Pre-eclampsia and HELLP syndrome are serious TMA complications in pregnancy. In these events, the hypoxic placenta releases receptors for angiogenic factors, like soluble VEGF receptor-1. These circulating soluble angiogenic receptors contribute to the progressive renal dysfunction and hepatic necrosis in pregnancy TMAs.55
Nevertheless, pregnancy is a hypercoagulation state with very high levels of VWF and UL-VWF released from endothelial cells and the placenta, and can trigger TTP (acquired or congenital), aHUS, or other TMAs.
Pregnancy is the initiating event for approximately 5%–25% of TTP cases, which are late-onset adult congenital TTP or acute idiopathic TTP.27,36
Thrombosis occurs in the placenta in untreated TTP pregnancies, resulting in fetal growth restriction, intrauterine fetal death, and pre-eclampsia. There is a continued risk of relapse during subsequent pregnancies. However, there are some reports demonstrating that women with normal pre-pregnancy levels of ADAMTS-13 have a lower risk of relapse.56,57 Differentiating TTP from more common pregnancy-related TMAs is difficult. In these suspected cases, measurement of ADAMTS-13 activity and anti-ADAMTS-13 antibodies can advance the differentiation. Low ADAMTS-13 activity and the presence of anti-ADAMTS-13 antibodies can distinguish congenital and acquired TTP, respectively, from other pregnancy-associated TMAs. Although in pre-eclampsia and HELLP syndrome ADAMTS-13 activity is reduced (median 31%, range 12%–43%), in an acute TTP episode the ADAMTS-13 activity levels are below 10%. In addition, presence of anti-ADAMTS-13 antibodies supports the diagnosis of acquired TTP.36
TMA Due to Drugs
Thienopyridines (ticlopidine and clopidogrel) are the most frequent TMA-causing drugs reported to the United States Food and Drug Administration. Ticlopidine, now infrequently prescribed, produced the highest incidence, 1 in 1,600 to 5,000 patients. About 90% of cases occurred between 2 and 12 weeks of therapy. Clopidogrel causes TMA less frequently, about 1 in 80,000 patients.58,59
Other drug causes are the calcineurin inhibitors (cyclosporine and tacrolimus), the mTOR inhibitors (sirolimus and everolimus), anti-neoplastic agents (mitomycin and gemcitabine, both in a cumulative, dose-dependent manner), and quinine.35
Drugs appear to be responsible for <15% of all TTP cases. Ticlopidine therapy increases the risk of developing ADAMTS-13 inhibitors 200- to 300-fold.60,61
Some chemotherapy agents, such as gemcitabine, bleomycin, and mitomycin-C, can cause HUS but not TTP.36
Transplant and Malignancy-associated TMA
Transplant-associated TMA is a microangiopathy hemolytic anemia with thrombocytopenia that occurs after bone marrow transplantation. It may reflect endothelial toxicity associated with chemotherapy, infections, immunosuppressives, and graft-versus-host disease (GVHD).35,62
Thrombotic microangiopathy occurs in association with a variety of malignancies, especially adeno-carcinomas.63 Presentation may be either at an early stage of cancer or associated with disseminated disease.

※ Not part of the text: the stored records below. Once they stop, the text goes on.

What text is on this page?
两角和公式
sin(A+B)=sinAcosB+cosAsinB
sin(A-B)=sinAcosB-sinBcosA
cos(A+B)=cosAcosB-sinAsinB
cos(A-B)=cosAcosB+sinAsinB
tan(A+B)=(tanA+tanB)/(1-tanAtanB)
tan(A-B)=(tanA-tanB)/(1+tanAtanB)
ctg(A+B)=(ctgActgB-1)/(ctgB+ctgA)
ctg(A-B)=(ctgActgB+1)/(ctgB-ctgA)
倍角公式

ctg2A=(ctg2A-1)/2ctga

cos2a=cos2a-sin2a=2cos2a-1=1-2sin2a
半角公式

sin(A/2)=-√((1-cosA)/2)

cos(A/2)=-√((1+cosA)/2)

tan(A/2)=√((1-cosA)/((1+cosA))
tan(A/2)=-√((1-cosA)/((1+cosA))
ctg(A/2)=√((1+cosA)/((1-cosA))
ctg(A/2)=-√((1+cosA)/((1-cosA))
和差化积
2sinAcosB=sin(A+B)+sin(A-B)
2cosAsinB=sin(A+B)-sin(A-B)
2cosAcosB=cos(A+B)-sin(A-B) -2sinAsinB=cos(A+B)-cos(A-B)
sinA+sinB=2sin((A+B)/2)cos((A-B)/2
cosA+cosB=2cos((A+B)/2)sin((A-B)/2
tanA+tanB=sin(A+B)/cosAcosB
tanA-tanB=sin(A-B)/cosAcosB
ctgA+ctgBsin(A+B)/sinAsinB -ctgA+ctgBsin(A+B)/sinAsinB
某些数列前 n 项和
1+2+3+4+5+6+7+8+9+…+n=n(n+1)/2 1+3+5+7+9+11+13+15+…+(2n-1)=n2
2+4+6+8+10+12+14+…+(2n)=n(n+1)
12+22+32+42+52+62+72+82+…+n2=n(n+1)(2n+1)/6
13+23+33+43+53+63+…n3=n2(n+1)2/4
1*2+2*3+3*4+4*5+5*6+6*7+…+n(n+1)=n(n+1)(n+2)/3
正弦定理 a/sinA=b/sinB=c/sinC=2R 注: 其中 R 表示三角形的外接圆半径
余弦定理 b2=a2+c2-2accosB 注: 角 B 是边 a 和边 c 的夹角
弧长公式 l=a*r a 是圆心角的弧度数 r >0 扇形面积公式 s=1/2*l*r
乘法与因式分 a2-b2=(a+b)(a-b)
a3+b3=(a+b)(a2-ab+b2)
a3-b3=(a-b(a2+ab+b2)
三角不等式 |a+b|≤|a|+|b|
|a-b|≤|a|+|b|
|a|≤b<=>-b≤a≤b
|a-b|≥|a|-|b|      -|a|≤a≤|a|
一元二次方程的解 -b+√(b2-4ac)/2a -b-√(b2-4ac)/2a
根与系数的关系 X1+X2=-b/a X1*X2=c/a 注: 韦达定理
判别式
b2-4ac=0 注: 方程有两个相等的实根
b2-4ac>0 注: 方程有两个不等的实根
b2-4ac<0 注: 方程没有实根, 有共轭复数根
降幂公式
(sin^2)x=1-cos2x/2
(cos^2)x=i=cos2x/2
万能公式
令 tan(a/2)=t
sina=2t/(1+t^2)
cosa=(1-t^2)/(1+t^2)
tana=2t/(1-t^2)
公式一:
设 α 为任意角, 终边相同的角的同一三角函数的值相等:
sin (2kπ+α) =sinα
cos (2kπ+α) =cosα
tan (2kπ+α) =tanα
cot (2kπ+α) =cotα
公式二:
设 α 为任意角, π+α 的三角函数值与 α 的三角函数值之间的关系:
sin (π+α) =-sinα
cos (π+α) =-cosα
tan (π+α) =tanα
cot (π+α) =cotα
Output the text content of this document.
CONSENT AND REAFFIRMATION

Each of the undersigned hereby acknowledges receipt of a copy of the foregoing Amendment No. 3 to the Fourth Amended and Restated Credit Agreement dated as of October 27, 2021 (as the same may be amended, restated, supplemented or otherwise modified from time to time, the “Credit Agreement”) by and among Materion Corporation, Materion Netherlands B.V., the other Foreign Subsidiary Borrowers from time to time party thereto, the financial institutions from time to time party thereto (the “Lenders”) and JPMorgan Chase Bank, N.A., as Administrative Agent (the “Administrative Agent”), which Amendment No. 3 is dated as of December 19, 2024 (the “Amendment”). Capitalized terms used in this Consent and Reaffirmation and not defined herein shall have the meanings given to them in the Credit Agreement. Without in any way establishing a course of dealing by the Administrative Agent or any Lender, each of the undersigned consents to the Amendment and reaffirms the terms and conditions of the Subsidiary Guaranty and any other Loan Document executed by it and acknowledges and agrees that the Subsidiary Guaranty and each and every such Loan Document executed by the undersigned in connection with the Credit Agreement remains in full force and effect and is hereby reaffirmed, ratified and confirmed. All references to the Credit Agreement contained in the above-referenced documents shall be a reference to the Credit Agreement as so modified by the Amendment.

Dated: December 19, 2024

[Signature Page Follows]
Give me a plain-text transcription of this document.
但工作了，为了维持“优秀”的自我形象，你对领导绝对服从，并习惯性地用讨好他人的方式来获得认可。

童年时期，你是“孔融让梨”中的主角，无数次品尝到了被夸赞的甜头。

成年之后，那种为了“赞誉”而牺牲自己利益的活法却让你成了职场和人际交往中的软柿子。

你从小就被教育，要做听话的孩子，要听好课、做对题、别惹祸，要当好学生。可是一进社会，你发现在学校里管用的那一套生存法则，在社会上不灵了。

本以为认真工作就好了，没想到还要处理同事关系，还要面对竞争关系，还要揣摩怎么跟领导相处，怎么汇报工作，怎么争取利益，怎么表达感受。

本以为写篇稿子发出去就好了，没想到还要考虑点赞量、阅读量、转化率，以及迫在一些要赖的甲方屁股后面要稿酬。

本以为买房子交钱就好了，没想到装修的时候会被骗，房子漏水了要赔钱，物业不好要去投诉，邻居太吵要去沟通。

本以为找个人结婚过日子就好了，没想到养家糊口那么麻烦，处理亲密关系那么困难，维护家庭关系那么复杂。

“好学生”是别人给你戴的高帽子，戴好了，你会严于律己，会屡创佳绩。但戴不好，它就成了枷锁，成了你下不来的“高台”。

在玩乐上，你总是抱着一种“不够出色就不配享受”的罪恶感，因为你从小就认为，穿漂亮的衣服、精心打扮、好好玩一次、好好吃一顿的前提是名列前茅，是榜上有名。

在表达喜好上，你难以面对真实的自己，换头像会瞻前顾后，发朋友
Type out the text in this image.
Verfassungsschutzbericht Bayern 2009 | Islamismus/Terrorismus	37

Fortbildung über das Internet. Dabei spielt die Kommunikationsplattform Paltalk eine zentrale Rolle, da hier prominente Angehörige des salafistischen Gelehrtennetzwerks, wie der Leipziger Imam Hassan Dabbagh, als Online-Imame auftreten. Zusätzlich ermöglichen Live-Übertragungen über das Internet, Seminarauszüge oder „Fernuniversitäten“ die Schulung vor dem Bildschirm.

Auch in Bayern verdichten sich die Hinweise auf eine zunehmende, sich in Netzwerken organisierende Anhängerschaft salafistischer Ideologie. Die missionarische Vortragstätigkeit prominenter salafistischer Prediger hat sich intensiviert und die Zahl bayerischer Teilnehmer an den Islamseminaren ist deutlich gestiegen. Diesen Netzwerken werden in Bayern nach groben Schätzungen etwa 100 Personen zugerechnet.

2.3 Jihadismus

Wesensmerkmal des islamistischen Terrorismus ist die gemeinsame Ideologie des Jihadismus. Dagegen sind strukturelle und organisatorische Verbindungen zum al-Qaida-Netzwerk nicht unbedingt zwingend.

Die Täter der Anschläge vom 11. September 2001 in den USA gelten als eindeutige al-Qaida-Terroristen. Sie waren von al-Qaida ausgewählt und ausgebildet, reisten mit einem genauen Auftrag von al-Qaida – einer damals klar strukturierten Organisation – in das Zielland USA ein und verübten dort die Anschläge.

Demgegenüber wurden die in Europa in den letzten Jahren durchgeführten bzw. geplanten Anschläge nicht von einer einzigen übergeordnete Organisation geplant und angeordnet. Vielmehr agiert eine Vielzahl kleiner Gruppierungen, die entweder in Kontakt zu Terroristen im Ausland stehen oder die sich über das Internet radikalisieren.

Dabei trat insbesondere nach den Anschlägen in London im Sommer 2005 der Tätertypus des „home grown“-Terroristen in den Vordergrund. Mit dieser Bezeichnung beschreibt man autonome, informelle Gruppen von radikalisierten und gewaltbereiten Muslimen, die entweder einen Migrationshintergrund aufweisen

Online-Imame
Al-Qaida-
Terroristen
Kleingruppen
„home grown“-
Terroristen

The ADAMTS-13 activity is not significantly reduced in transplant and malignancy-associated TMA,64 and this might explain the inefficiency of PEX therapy in these patients. Some suggest that due to endothelial damage associated with malignancy, chemotherapy, and bone marrow transplantation, there is an extreme release of UL-VWF which even normal ADAMTS-13 level cannot cleave, and this may lead to TMA events. Future drugs targeting the VWF-platelet interaction could be efficient in transplant and malignancy-associated TMA.